The Bolton News: Raheem Sterling Raheem Sterling

THE majority of fans and pundits have been in agreement about England’s likely line-up ahead of their opening game of the World Cup against Italy tonight.

It looks as if most of Roy Hodgson’s team is set in stone, apart from the wide midfielders, with Danny Welbeck, Adam Lallana and Raheem Sterling fighting over the two spots.

The fact there is very little conjecture could be a good or bad thing.

On the one hand, it seems there is very little genuine competition for places, but everything points to a very clear pecking order within the camp, something Rickie Lambert and Ben Foster have attested to.

The players all know who is first choice, and those there to make up the numbers all seem be happy with that, for now at least.

If the whole squad is pulling in the same direction, then that can only be positive, but those who do not make the first team in Manaus must not assume they are only there as a glorified cheerleaders.

Bobby Robson’s two World Cups as manager – Mexico 86 and Italia 90 – offer a good case in point.

The sides that took to the field in the opening games of both those tournaments were very different to those that fared so well in the knockout rounds.

Chris Waddle and Mark Hately were dropped after England lost to Portugal and then drew against Morocco in 1986, while Ray Wilkins never played again after being sent off in the second match and captain Bryan Robson went home after dislocating his shoulder.

In came Peter Beardsley, Steve Hodge, Trevor Steven and Peter Reid and the rest is history.

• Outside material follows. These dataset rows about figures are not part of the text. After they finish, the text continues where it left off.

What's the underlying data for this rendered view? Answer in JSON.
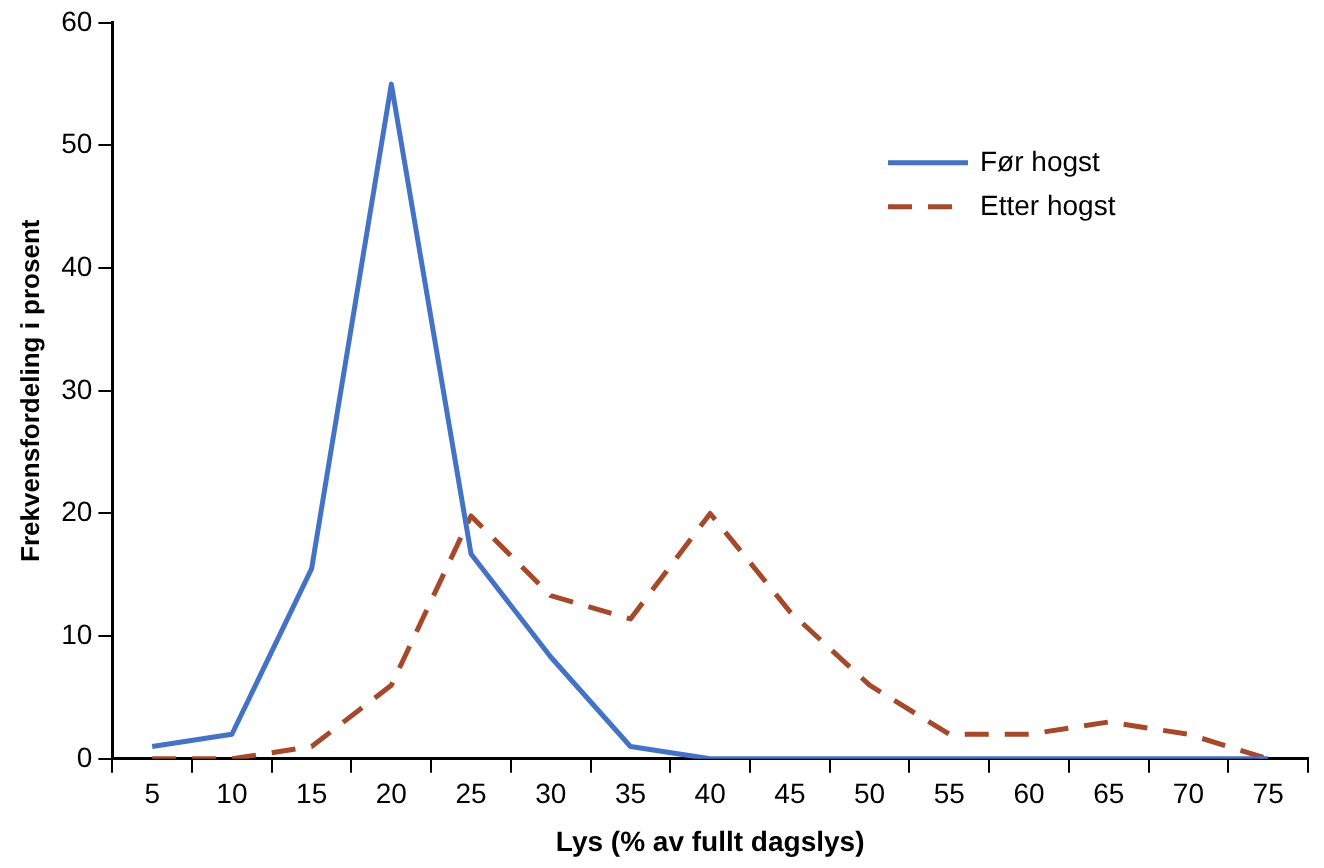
{
  "chart_data": {
    "type": "line",
    "xlabel": "Lys (% av fullt dagslys)",
    "ylabel": "Frekvensfordeling i prosent",
    "categories": [
      "5",
      "10",
      "15",
      "20",
      "25",
      "30",
      "35",
      "40",
      "45",
      "50",
      "55",
      "60",
      "65",
      "70",
      "75"
    ],
    "series": [
      {
        "name": "Før hogst",
        "color": "#4472c4",
        "line_style": "solid",
        "values": [
          1,
          2,
          15.5,
          55,
          16.7,
          8.3,
          1,
          0,
          0,
          0,
          0,
          0,
          0,
          0,
          0
        ]
      },
      {
        "name": "Etter hogst",
        "color": "#a5492a",
        "line_style": "dashed",
        "values": [
          0,
          0,
          1,
          6,
          19.8,
          13.3,
          11.4,
          20,
          12,
          6,
          2,
          2,
          3,
          2,
          0
        ]
      }
    ],
    "ylim": [
      0,
      60
    ],
    "yticks": [
      0,
      10,
      20,
      30,
      40,
      50,
      60
    ],
    "grid": false,
    "legend": "top right",
    "marker": "none"
  }
}
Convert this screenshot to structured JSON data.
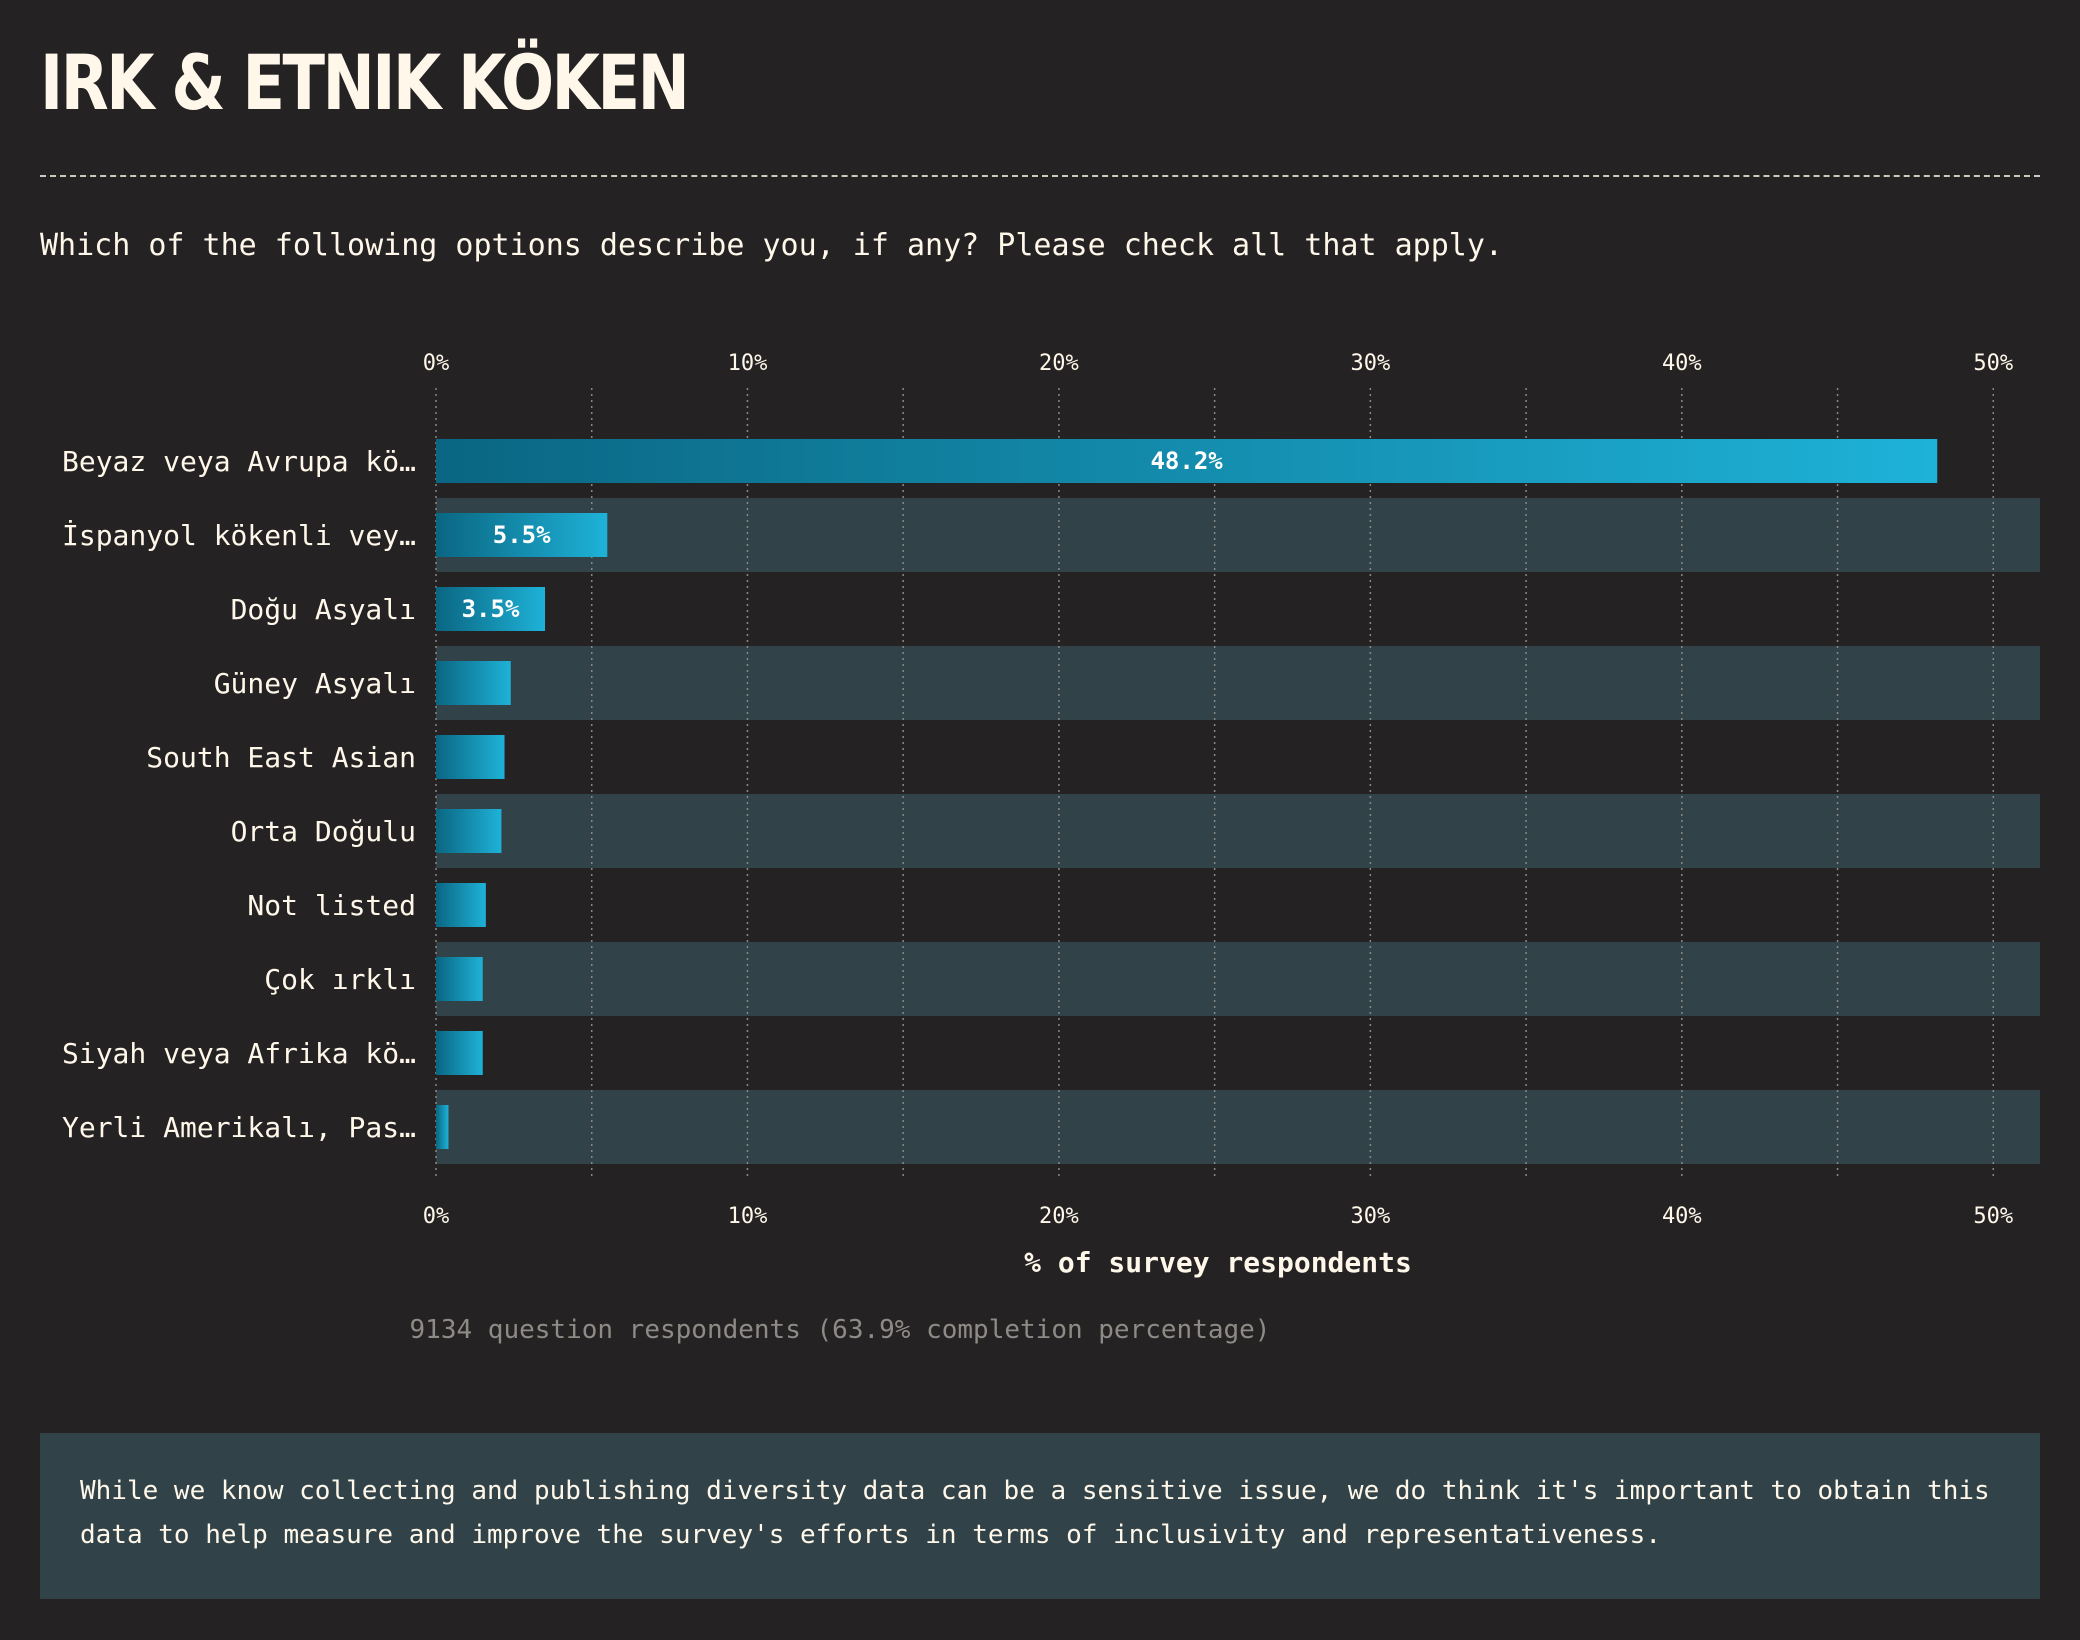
{
  "header": {
    "title": "IRK & ETNIK KÖKEN",
    "question": "Which of the following options describe you, if any? Please check all that apply."
  },
  "chart_data": {
    "type": "bar",
    "orientation": "horizontal",
    "categories": [
      "Beyaz veya Avrupa kö…",
      "İspanyol kökenli vey…",
      "Doğu Asyalı",
      "Güney Asyalı",
      "South East Asian",
      "Orta Doğulu",
      "Not listed",
      "Çok ırklı",
      "Siyah veya Afrika kö…",
      "Yerli Amerikalı, Pas…"
    ],
    "values": [
      48.2,
      5.5,
      3.5,
      2.4,
      2.2,
      2.1,
      1.6,
      1.5,
      1.5,
      0.4
    ],
    "value_labels": [
      "48.2%",
      "5.5%",
      "3.5%",
      "",
      "",
      "",
      "",
      "",
      "",
      ""
    ],
    "xlabel": "% of survey respondents",
    "xlim": [
      0,
      51.5
    ],
    "xticks": [
      0,
      10,
      20,
      30,
      40,
      50
    ],
    "xtick_labels": [
      "0%",
      "10%",
      "20%",
      "30%",
      "40%",
      "50%"
    ],
    "grid": true,
    "bar_color_start": "#0a6682",
    "bar_color_end": "#1eb2d8",
    "stripe_color": "#314348"
  },
  "footer": {
    "respondents": "9134 question respondents (63.9% completion percentage)",
    "note": "While we know collecting and publishing diversity data can be a sensitive issue, we do think it's important to obtain this data to help measure and improve the survey's efforts in terms of inclusivity and representativeness."
  }
}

It took those four changes to kick-start Gary Lineker’s scoring run and he went on to win the Golden Boot, while it took a combination of Maradona’s sublime skill and the ‘Hand of God’ to finally knock them out in the quarter-finals.

Fast forward four years and Bobby Robson’s side again failed to fire in the opening match and, as the story goes, only hit upon a winning formula, which would eventually see them reach the semi-finals, when the players grouped together to ask for a change of formation.

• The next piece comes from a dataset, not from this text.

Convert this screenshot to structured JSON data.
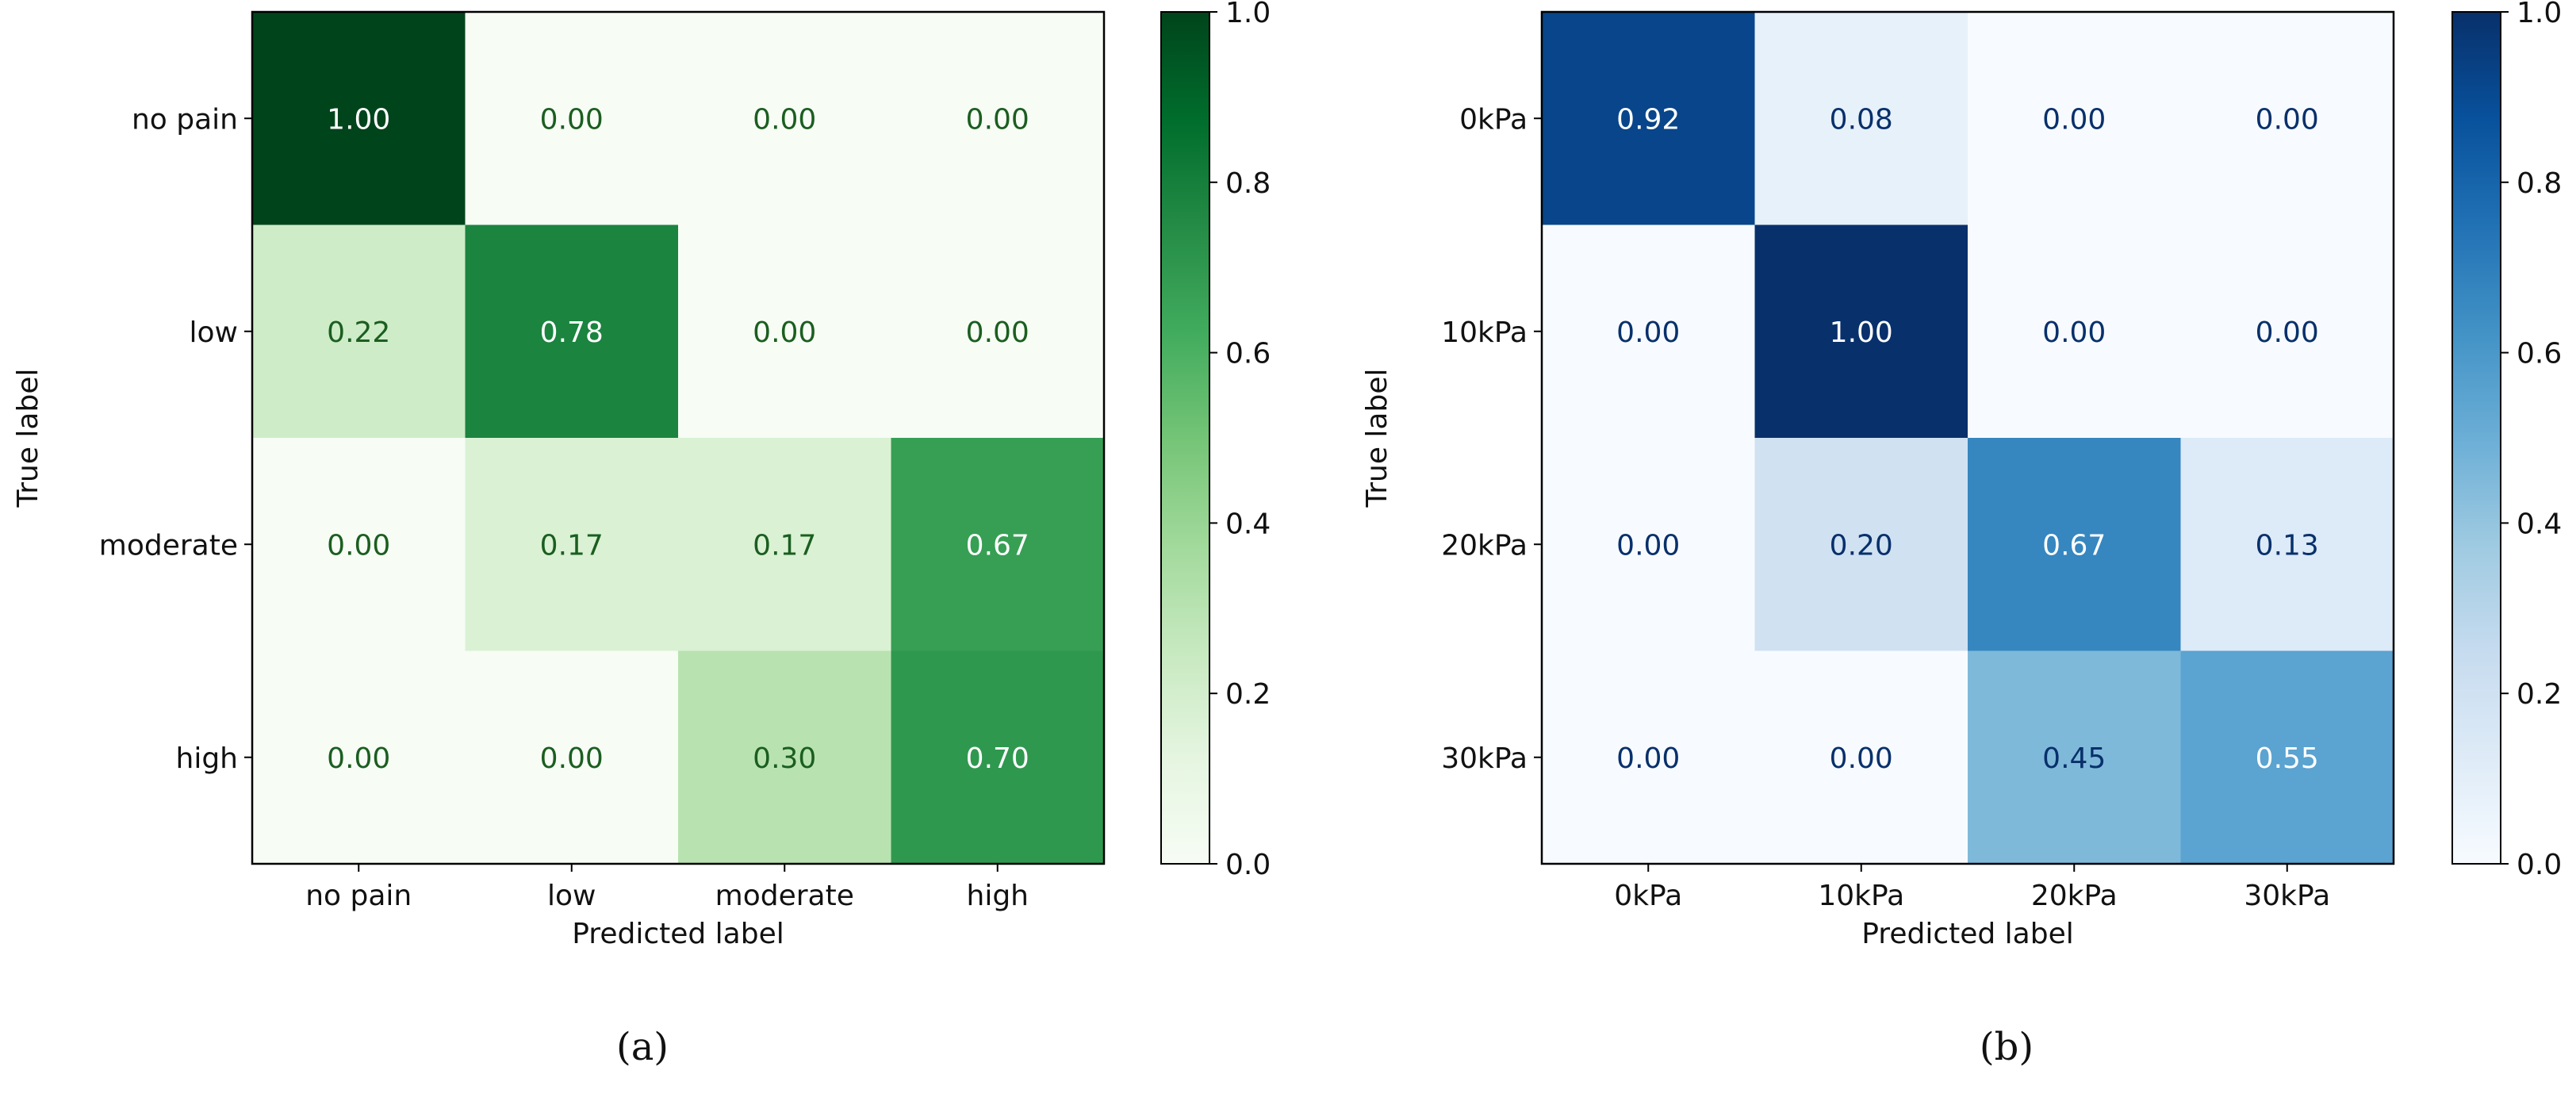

‘Captain Marvel’ Bryan Robson again went home after two matches due to injury, while Paul Parker and Mark Wright were drafted into a new five-man defence and David Platt was slowly integrated into the centre of midfield to partner Paul Gascoigne.

The point is that World Cup fortunes do not necessarily hinge on the tried and tested players.

Often, it is those unknown quantities who rise to the occasion that can really make a World Cup team.

So while the footballing world already knows all about Wayne Rooney and Steven Gerrard, maybe it will be the likes of Sterling and Ross Barkley who live long in the memory.